Por sua vez, a autarquia desmente a versão. Durante a CPI (Comissão Parlamentar de Inquérito) que investigou o Saae em 2014 e 2015, a  autarquia apontava um calote da ordem dos R$ 7 milhões por serviços pagos e não executados. A ETE Aparecidinha tinha a previsão inicial de custar mais de R$ 17 milhões.

O que ainda precisa ser feito na obra será será apontado por meio de um estudo que já está sendo realizado - ERICK PINHEIRO

Ainda em maio de 2015, Leite fez nova diligência ao canteiro de obras da ETE, detectando a presença de quantidade razoável de material metal mecânico aguardando ser utilizado. Esses equipamentos estariam no rol daqueles que a ECL deveria ter entregue para o Saae e pelos quais recebeu R$ 10 milhões de reais.

O caso – No dia 18 de Março de 2014, o então Diretor Jurídico do Saae (Serviço Autônomo de Água e Esgoto), Diógenes Brotas, informou à CPI do Saae, durante oitiva, que a empresa ECL Engenharia e Construções Ltda., havia abandonado obras em Sorocaba e levado consigo R$ 10 milhões de reais que deveriam ter sido pagos por obras realizadas, mas que, na realidade, jamais foram feitas.

Em oitiva realizada no dia 22 de Abril daquele ano, o ex-Diretor do Saae, Geraldo de Moura Caiuby, que era o depoente, afirmou que o Saae não pagou a mais, mas que, na verdade, deu o dinheiro para que a ECL fizesse a compra de equipamentos metal-mecânicos e elétricos. Essas peças teriam sido compradas pela empresa, mas Caiuby disse que não sabia onde essas peças estavam nem quais eram, ou mesmo, quem eram os fornecedores.

Como resultado de todos esses problemas e desencontros de informação, nem mesmo o Saae soube, na ocasião, quanto das obras contratadas da ECL foram efetivamente concretizadas pela empresa, que abandonou os empreendimentos em dezembro de 2012, alegando desequilíbrio econômico-financeiro dos contratos de ampliação do sistema de adução de água bruta e tratamento de água das adutoras da Serra de São Francisco e da ETA (Estação de Tratamento de Água) do Cerrado, implantação do coletor tronco do Rio Pirajibu, e construção da Estação de Tratamento de Esgoto ABC.

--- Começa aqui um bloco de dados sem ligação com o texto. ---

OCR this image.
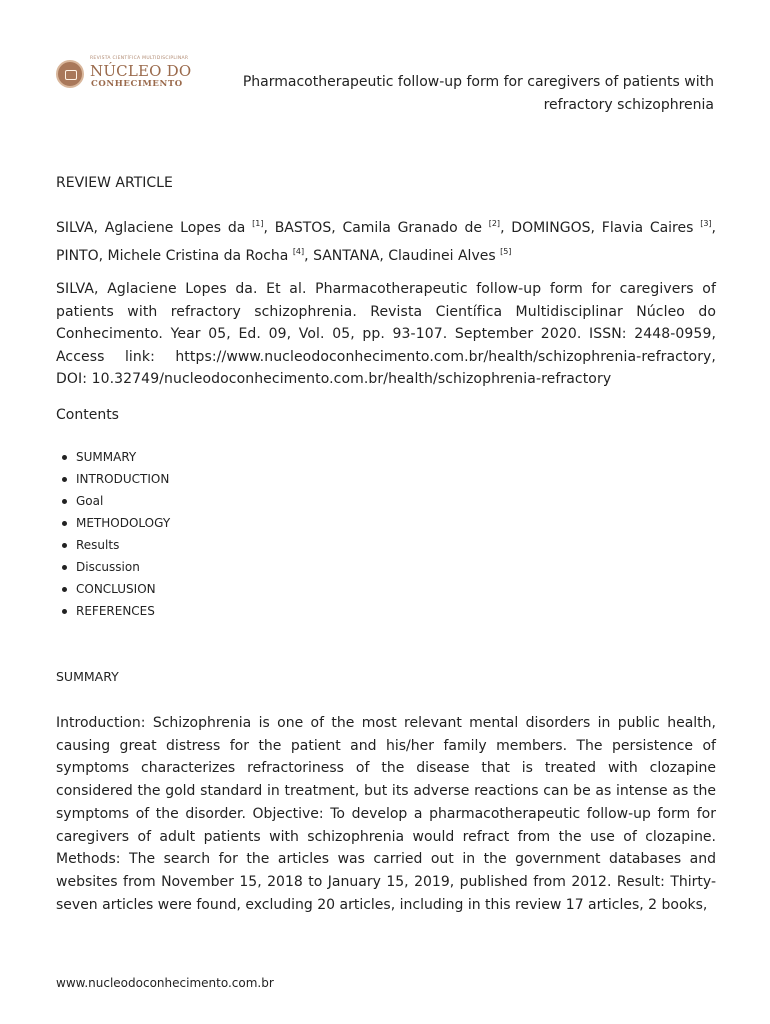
REVISTA CIENTÍFICA MULTIDISCIPLINAR
NÚCLEO DO
CONHECIMENTO	Pharmacotherapeutic follow-up form for caregivers of patients with
refractory schizophrenia
REVIEW ARTICLE
SILVA, Aglaciene Lopes da [1], BASTOS, Camila Granado de [2], DOMINGOS, Flavia Caires [3], PINTO, Michele Cristina da Rocha [4], SANTANA, Claudinei Alves [5]
SILVA, Aglaciene Lopes da. Et al. Pharmacotherapeutic follow-up form for caregivers of patients with refractory schizophrenia. Revista Científica Multidisciplinar Núcleo do Conhecimento. Year 05, Ed. 09, Vol. 05, pp. 93-107. September 2020. ISSN: 2448-0959, Access link: https://www.nucleodoconhecimento.com.br/health/schizophrenia-refractory, DOI: 10.32749/nucleodoconhecimento.com.br/health/schizophrenia-refractory
Contents
SUMMARY
INTRODUCTION
Goal
METHODOLOGY
Results
Discussion
CONCLUSION
REFERENCES
SUMMARY
Introduction: Schizophrenia is one of the most relevant mental disorders in public health, causing great distress for the patient and his/her family members. The persistence of symptoms characterizes refractoriness of the disease that is treated with clozapine considered the gold standard in treatment, but its adverse reactions can be as intense as the symptoms of the disorder. Objective: To develop a pharmacotherapeutic follow-up form for caregivers of adult patients with schizophrenia would refract from the use of clozapine. Methods: The search for the articles was carried out in the government databases and websites from November 15, 2018 to January 15, 2019, published from 2012. Result: Thirty-seven articles were found, excluding 20 articles, including in this review 17 articles, 2 books,
www.nucleodoconhecimento.com.br
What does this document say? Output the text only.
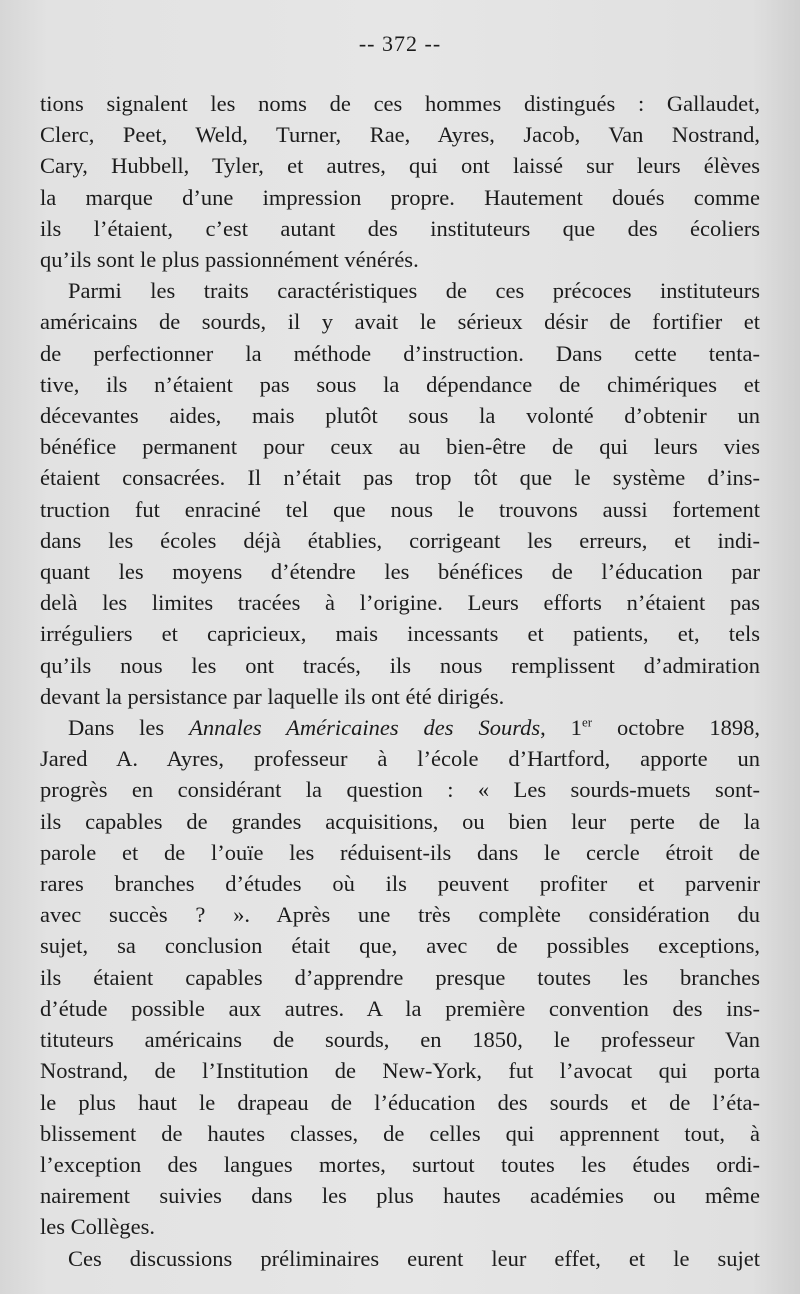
-- 372 --

tions signalent les noms de ces hommes distingués : Gallaudet,
Clerc, Peet, Weld, Turner, Rae, Ayres, Jacob, Van Nostrand,
Cary, Hubbell, Tyler, et autres, qui ont laissé sur leurs élèves
la marque d’une impression propre. Hautement doués comme
ils l’étaient, c’est autant des instituteurs que des écoliers
qu’ils sont le plus passionnément vénérés.

Parmi les traits caractéristiques de ces précoces instituteurs
américains de sourds, il y avait le sérieux désir de fortifier et
de perfectionner la méthode d’instruction. Dans cette tenta-
tive, ils n’étaient pas sous la dépendance de chimériques et
décevantes aides, mais plutôt sous la volonté d’obtenir un
bénéfice permanent pour ceux au bien-être de qui leurs vies
étaient consacrées. Il n’était pas trop tôt que le système d’ins-
truction fut enraciné tel que nous le trouvons aussi fortement
dans les écoles déjà établies, corrigeant les erreurs, et indi-
quant les moyens d’étendre les bénéfices de l’éducation par
delà les limites tracées à l’origine. Leurs efforts n’étaient pas
irréguliers et capricieux, mais incessants et patients, et, tels
qu’ils nous les ont tracés, ils nous remplissent d’admiration
devant la persistance par laquelle ils ont été dirigés.

Dans les Annales Américaines des Sourds, 1er octobre 1898,
Jared A. Ayres, professeur à l’école d’Hartford, apporte un
progrès en considérant la question : « Les sourds-muets sont-
ils capables de grandes acquisitions, ou bien leur perte de la
parole et de l’ouïe les réduisent-ils dans le cercle étroit de
rares branches d’études où ils peuvent profiter et parvenir
avec succès ? ». Après une très complète considération du
sujet, sa conclusion était que, avec de possibles exceptions,
ils étaient capables d’apprendre presque toutes les branches
d’étude possible aux autres. A la première convention des ins-
tituteurs américains de sourds, en 1850, le professeur Van
Nostrand, de l’Institution de New-York, fut l’avocat qui porta
le plus haut le drapeau de l’éducation des sourds et de l’éta-
blissement de hautes classes, de celles qui apprennent tout, à
l’exception des langues mortes, surtout toutes les études ordi-
nairement suivies dans les plus hautes académies ou même
les Collèges.

Ces discussions préliminaires eurent leur effet, et le sujet
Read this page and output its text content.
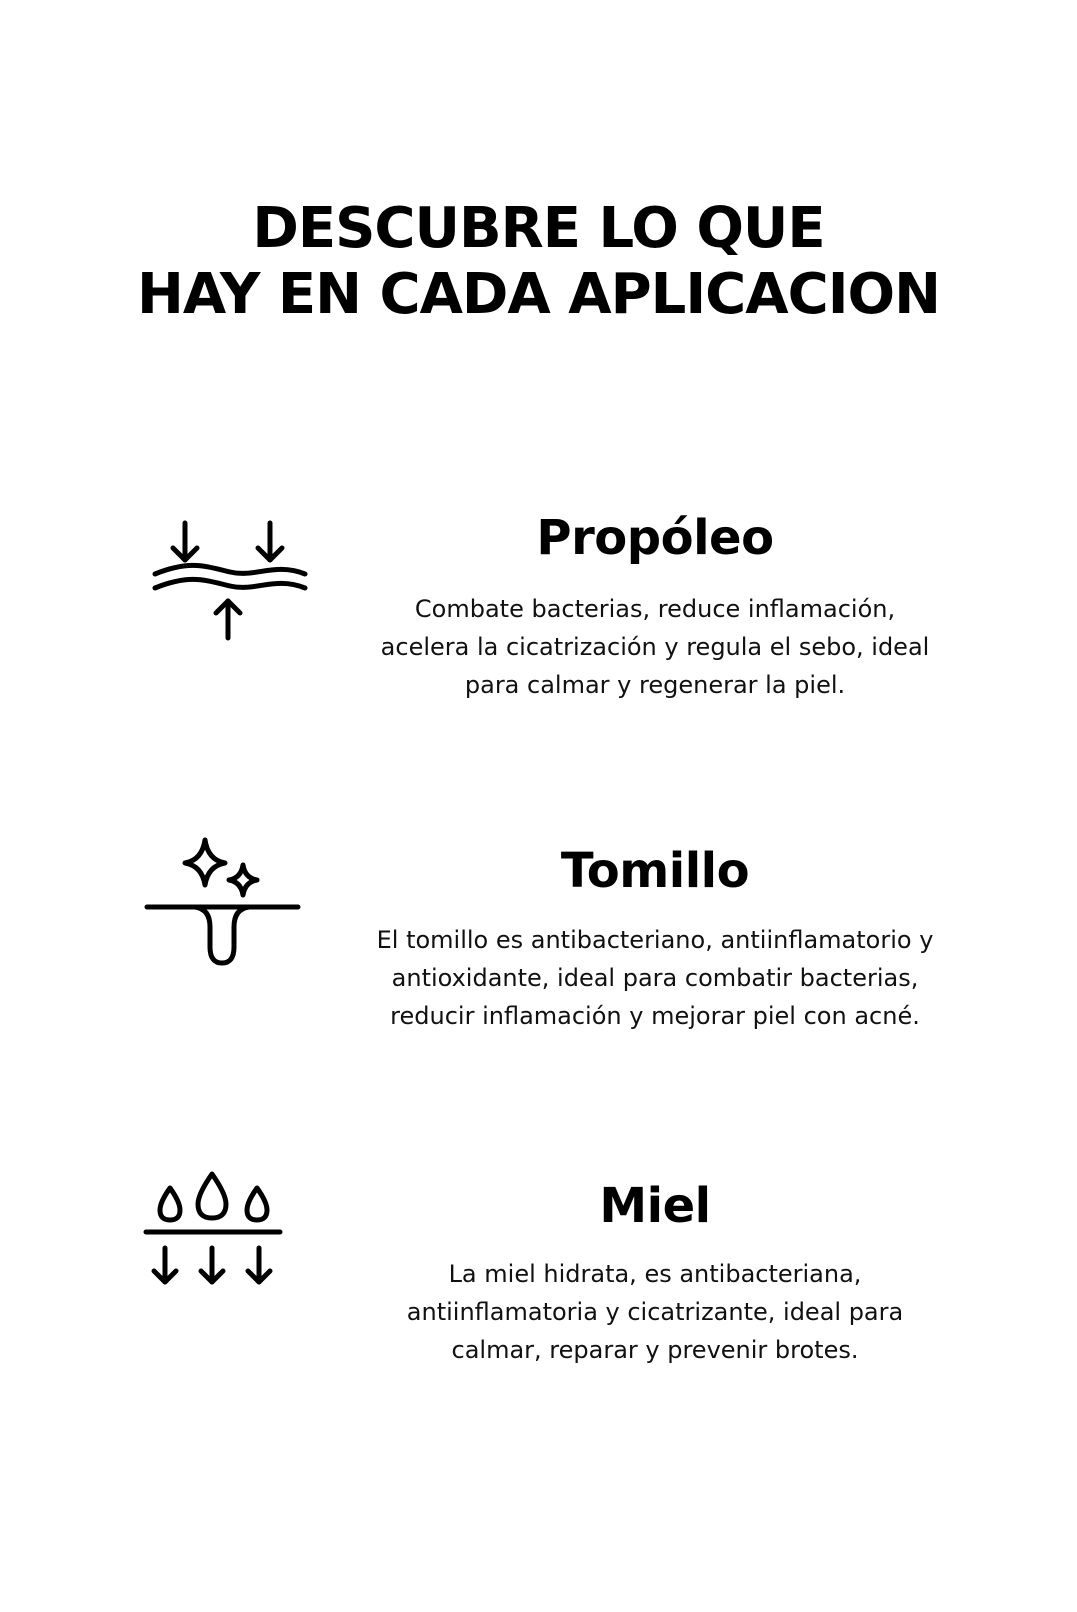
DESCUBRE LO QUE
HAY EN CADA APLICACION
Propóleo

Combate bacterias, reduce inflamación, acelera la cicatrización y regula el sebo, ideal para calmar y regenerar la piel.

Tomillo

El tomillo es antibacteriano, antiinflamatorio y antioxidante, ideal para combatir bacterias, reducir inflamación y mejorar piel con acné.

Miel

La miel hidrata, es antibacteriana, antiinflamatoria y cicatrizante, ideal para calmar, reparar y prevenir brotes.
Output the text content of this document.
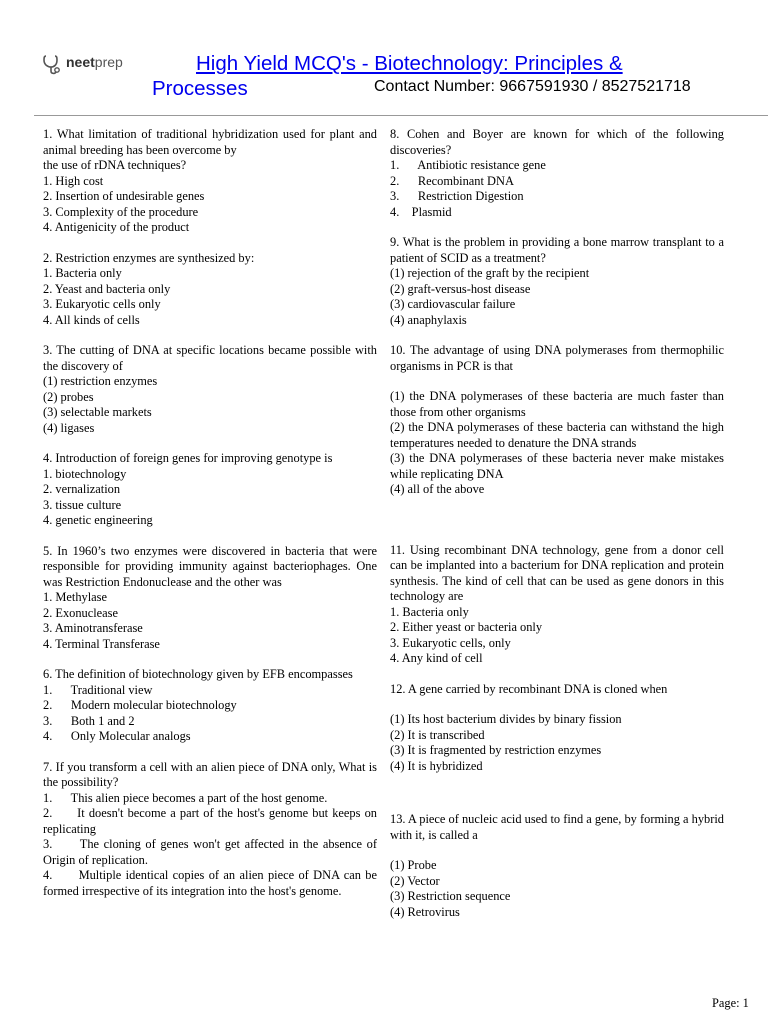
neetprep	High Yield MCQ's - Biotechnology: Principles &
Processes	Contact Number: 9667591930 / 8527521718
1. What limitation of traditional hybridization used for plant and animal breeding has been overcome by
the use of rDNA techniques?
1. High cost
2. Insertion of undesirable genes
3. Complexity of the procedure
4. Antigenicity of the product
2. Restriction enzymes are synthesized by:
1. Bacteria only
2. Yeast and bacteria only
3. Eukaryotic cells only
4. All kinds of cells
3. The cutting of DNA at specific locations became possible with the discovery of
(1) restriction enzymes
(2) probes
(3) selectable markets
(4) ligases
4. Introduction of foreign genes for improving genotype is
1. biotechnology
2. vernalization
3. tissue culture
4. genetic engineering
5. In 1960’s two enzymes were discovered in bacteria that were responsible for providing immunity against bacteriophages. One was Restriction Endonuclease and the other was
1. Methylase
2. Exonuclease
3. Aminotransferase
4. Terminal Transferase
6. The definition of biotechnology given by EFB encompasses
1.      Traditional view
2.      Modern molecular biotechnology
3.      Both 1 and 2
4.      Only Molecular analogs
7. If you transform a cell with an alien piece of DNA only, What is the possibility?
1.      This alien piece becomes a part of the host genome.
2.      It doesn't become a part of the host's genome but keeps on replicating
3.      The cloning of genes won't get affected in the absence of Origin of replication.
4.      Multiple identical copies of an alien piece of DNA can be formed irrespective of its integration into the host's genome.
8. Cohen and Boyer are known for which of the following discoveries?
1.      Antibiotic resistance gene
2.      Recombinant DNA
3.      Restriction Digestion
4.    Plasmid
9. What is the problem in providing a bone marrow transplant to a patient of SCID as a treatment?
(1) rejection of the graft by the recipient
(2) graft-versus-host disease
(3) cardiovascular failure
(4) anaphylaxis
10. The advantage of using DNA polymerases from thermophilic organisms in PCR is that
(1) the DNA polymerases of these bacteria are much faster than those from other organisms
(2) the DNA polymerases of these bacteria can withstand the high temperatures needed to denature the DNA strands
(3) the DNA polymerases of these bacteria never make mistakes while replicating DNA
(4) all of the above
11. Using recombinant DNA technology, gene from a donor cell can be implanted into a bacterium for DNA replication and protein synthesis. The kind of cell that can be used as gene donors in this technology are
1. Bacteria only
2. Either yeast or bacteria only
3. Eukaryotic cells, only
4. Any kind of cell
12. A gene carried by recombinant DNA is cloned when
(1) Its host bacterium divides by binary fission
(2) It is transcribed
(3) It is fragmented by restriction enzymes
(4) It is hybridized
13. A piece of nucleic acid used to find a gene, by forming a hybrid with it, is called a
(1) Probe
(2) Vector
(3) Restriction sequence
(4) Retrovirus
Page: 1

A ampliação do sistema de tratamento de água da ETA previa pagamentos da ordem de R$ 28.842.646,71 para a ECL. Já a ETE ABC está abandonada desde o final de 2012 e, de acordo com a placa de informações na entrada da área, custou R$ 17.086.267,30 milhões aos cofres públicos.

Como consequência desses fatos, o Saae e a ECL brigam judicialmente, o que impedia, até o ano passado, que a autarquia desse sequência às obras, embora recentemente tenha retomado os trabalhos para reativar uma das adutoras da Serra de São Francisco.